Após as modificações no substitutivo da PEC 45/2019, na Câmara, o setor de etanol ficou menos refratário à possibilidade de implementação do regime monofásico para o hidratado, que concorre diretamente com a gasolina comum.
A redação final do relator, Aguinaldo Ribeiro (PP-PB), retirou o dispositivo que vedava a apropriação de créditos nas operações interestaduais não relacionadas com distribuição, comercialização e revenda.
Com isso, a reclamação dos usineiros produtores foi atendida. Isso abre caminho para que o etanol hidratado seja efetivamente incorporado ao modelo tributário que, em linha com a reforma do ICMS prevista na lei 192/2022, já está em vigor para o diesel e gasolina comum, que é vendida misturada com o etanol anidro.
Após a sucessão de ações judiciais, o governo federal chegou a um acordo mediado pelo ministro Gilmar Mendes no Supremo Tribunal Federal (STF) para manter a cobrança do ICMS ad rem, monofásico e uniforme para todo o território nacional.
Antes, a venda de combustíveis era tributada por substituição: as refinarias recolhiam o imposto percentual sobre preços médios praticados no varejo, em uma operação considerada complexa pelo mercado e o fisco federal.
As negociações estão agora no Senado Federal, que vai analisar o texto da emenda constitucional aprovada na Câmara e realizar ou não alterações. O relator é Eduardo Braga (MDB-AM), ex-ministro de Minas e Energia no governo de Dilma Rousseff.
As negociações serão retomadas nesta semana, com a volta dos trabalhos legislativos.
Reforma do etanol hidratado não é consenso
O presidente do Fórum Nacional Sucroenergético, Mário Campos Filho, observa que o assunto ainda não é um consenso dentro do setor.
No entanto, embora ele não considere “impossível” a hipótese de mudanças no Senado, diz acreditar que “fica mais difícil retroagir” em relação à monofasia para o etanol hidratado, pois houve um “direcionamento” claro da Câmara.
“Não é um assunto que tenha uma coesão dentro do setor. A monofasia é considerada ruim para uns, outros enxergam com neutralidade, e há aqueles que consideram que pode ser algo bom para o mercado. Mas a gente tem que ver o pacote como um tudo”, disse ele à agência EPBR.

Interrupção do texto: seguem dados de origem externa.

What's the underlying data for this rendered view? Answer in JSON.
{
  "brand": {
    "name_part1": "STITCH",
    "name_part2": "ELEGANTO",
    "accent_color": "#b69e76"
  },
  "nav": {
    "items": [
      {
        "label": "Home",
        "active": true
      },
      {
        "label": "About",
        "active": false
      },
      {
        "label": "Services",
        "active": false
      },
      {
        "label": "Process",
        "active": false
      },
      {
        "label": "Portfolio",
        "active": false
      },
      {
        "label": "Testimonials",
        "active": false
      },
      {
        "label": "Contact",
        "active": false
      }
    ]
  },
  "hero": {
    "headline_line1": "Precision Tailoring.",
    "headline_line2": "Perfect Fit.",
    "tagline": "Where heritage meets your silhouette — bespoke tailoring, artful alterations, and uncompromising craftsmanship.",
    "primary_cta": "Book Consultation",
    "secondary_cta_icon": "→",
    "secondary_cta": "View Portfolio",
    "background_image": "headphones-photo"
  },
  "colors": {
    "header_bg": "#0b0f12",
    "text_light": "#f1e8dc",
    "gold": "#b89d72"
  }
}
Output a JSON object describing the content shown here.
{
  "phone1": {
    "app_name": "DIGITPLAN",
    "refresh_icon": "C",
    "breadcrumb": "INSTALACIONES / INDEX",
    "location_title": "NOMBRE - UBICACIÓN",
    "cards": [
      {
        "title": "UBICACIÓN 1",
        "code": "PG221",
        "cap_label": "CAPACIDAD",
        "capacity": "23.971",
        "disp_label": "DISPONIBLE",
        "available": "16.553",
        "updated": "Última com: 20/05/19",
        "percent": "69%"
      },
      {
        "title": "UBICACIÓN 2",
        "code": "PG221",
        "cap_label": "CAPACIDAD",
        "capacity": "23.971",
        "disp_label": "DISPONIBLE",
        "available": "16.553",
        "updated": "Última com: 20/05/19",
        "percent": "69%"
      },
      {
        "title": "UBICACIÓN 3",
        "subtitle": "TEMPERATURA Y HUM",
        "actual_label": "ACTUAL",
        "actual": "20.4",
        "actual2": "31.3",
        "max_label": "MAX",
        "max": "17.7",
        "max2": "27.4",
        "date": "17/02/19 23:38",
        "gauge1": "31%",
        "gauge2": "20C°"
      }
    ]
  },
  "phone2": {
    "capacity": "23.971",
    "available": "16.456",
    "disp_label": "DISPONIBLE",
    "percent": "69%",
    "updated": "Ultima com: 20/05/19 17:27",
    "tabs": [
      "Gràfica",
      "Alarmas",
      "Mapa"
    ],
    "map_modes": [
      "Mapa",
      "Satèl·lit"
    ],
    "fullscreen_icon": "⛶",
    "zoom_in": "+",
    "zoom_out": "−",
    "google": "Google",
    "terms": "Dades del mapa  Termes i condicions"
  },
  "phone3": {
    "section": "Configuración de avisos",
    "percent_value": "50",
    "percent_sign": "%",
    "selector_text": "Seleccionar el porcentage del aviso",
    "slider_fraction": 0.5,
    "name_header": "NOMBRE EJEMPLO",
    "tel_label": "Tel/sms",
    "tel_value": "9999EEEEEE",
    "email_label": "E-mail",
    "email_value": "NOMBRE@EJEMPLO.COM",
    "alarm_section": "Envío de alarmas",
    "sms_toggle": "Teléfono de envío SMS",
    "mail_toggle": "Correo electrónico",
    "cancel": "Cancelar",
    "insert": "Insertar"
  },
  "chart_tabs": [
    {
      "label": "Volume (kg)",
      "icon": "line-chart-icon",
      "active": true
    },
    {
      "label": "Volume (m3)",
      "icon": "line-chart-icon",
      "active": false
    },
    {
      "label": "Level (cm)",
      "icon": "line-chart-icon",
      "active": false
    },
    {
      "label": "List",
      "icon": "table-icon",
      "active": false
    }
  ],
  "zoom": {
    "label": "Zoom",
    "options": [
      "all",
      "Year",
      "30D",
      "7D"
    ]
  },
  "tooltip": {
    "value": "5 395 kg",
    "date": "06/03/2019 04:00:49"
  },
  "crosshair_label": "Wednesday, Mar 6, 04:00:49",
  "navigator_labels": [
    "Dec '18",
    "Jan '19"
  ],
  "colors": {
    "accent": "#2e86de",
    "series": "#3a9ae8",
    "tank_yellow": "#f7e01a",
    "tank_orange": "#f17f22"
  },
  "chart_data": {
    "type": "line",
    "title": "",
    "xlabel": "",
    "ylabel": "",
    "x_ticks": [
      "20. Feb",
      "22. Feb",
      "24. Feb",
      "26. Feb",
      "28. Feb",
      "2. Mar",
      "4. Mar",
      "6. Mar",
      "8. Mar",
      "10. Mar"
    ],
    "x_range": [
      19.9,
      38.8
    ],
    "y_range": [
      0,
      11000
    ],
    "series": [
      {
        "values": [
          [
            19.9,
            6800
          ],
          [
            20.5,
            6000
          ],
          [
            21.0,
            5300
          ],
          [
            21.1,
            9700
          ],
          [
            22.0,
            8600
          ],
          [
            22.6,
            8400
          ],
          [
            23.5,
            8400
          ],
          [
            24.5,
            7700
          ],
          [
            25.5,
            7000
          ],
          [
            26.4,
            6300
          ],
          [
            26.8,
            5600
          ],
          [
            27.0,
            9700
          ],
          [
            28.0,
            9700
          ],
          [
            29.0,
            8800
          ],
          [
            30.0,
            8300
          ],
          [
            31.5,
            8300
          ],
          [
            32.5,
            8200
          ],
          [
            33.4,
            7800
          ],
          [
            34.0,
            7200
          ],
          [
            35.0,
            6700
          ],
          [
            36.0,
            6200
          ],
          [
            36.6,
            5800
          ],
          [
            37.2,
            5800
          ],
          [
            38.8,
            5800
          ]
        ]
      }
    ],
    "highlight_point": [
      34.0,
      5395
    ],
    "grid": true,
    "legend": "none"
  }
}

Durante o processo de discussão da reforma tributária na Câmara, os usineiros pressionaram os deputados para que o biocombustível não fosse incorporado ao regime monofásico.
Apesar do lobby, o relator Aguinaldo Ribeiro e o coordenador do grupo de trabalho instalado na Casa para analisar a PEC, Reginaldo Lopes (PT-MG), manifestaram posição favorável à monofasia desde o início do diálogo.
Há um entendimento comum entre várias lideranças de que o novo sistema, com a cobrança do IBS (que substituirá o ICMS) em um único elo na cadeia, pode ajudar a combater a sonegação. É a mesma posição sustentada pelo Instituto Combustível Legal (ICL).
Da forma como o texto da PEC 45/2019 foi aprovado, contudo, a confirmação da reforma caberá à regulamentação posterior, por lei complementar.
Mudança de última hora
A vedação dos créditos era uma briga prioritária do mercado de biocombustíveis, pois a monofasia acaba, em tese, com o sistema de creditamento nas cadeias que possuem um longo fluxo de aquisição de insumos – como é o caso das usinas de etanol e biodiesel, por exemplo.
Entidades do setor de óleo e gás, como o IBP, juntaram-se aos esforços sob alegação de que poderia ocorrer majoração da carga tributária e, consequentemente, aumento de preços na ponta.
A pressão do mercado de combustíveis no Congresso deu certo e a alteração no texto da PEC para garantir a apropriação de créditos ocorreu no apagar das luzes da votação da reforma no plenário da Câmara, sendo inserida na última versão do texto do substitutivo do relator.
Inicialmente, o dispositivo vedava de forma integral a apropriação de créditos para os combustíveis.
Já a redação final delimita essa proibição, fixando-a para as operações de distribuição, comercialização e revenda, e possibilitando o creditamento por contribuinte do imposto.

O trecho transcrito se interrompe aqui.